Regarding Compatibility with Domestic Models
The code uses @langchain/openai, but the actual calls might be to domestic models like Tongyi Qianwen (Qwen) or DeepSeek. The key lies in:
const model = new ChatOpenAI({
apiKey: process.env.OPENAI_API_KEY, // API Key for the domestic model
configuration: {
baseURL: process.env.OPENAI_BASE_URL // API address for the domestic model
},
});
Major domestic LLMs (Alibaba Qwen, DeepSeek, Zhipu GLM, Moonshot Kimi, 01.AI Yi, etc.) all provide OpenAI-compatible interfaces. You only need to change baseURL and apiKey; the code remains unchanged.
Summary
From the two cases, we can see the complete RAG pipeline:
- Loader: Load documents from various sources (web pages, PDFs, databases…)

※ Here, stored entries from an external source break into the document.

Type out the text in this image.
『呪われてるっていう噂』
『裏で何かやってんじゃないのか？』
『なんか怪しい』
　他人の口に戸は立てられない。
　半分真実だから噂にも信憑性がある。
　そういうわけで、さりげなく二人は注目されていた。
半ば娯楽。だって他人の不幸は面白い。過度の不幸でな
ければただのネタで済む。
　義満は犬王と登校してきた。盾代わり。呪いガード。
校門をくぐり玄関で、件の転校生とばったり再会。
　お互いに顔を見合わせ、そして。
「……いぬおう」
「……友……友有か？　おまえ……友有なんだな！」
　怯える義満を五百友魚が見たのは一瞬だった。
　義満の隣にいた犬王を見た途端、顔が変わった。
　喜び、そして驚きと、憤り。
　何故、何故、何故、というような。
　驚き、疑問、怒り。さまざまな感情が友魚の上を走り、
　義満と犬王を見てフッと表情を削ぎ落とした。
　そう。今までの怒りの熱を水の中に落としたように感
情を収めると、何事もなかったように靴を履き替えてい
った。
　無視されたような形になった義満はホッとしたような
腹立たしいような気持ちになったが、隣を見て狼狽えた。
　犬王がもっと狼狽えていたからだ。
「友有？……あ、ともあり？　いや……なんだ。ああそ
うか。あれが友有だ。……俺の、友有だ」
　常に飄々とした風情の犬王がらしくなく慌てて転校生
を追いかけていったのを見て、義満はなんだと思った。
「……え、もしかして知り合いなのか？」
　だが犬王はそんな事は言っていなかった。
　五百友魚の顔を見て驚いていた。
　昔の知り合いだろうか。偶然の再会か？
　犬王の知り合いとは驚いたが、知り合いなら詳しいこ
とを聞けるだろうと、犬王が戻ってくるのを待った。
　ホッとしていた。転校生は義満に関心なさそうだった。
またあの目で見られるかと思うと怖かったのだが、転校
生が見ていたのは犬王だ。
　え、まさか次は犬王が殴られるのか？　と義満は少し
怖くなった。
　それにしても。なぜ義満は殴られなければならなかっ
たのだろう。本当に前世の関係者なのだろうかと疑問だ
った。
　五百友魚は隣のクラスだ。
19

- Splitter: Intelligently slice long documents into chunks
- Embedding: Convert each chunk into a vector
- VectorStore: Store vectors, support similarity retrieval
- Retriever: Retrieve the most relevant chunks based on the user's question
- Augmented Prompt: Insert retrieval results into the Prompt
- Generation: The LLM generates an accurate answer based on the augmented Prompt
Mastering this process allows you to make an LLM understand any document, upgrading it from a "general-purpose chatbot" to a "domain knowledge expert".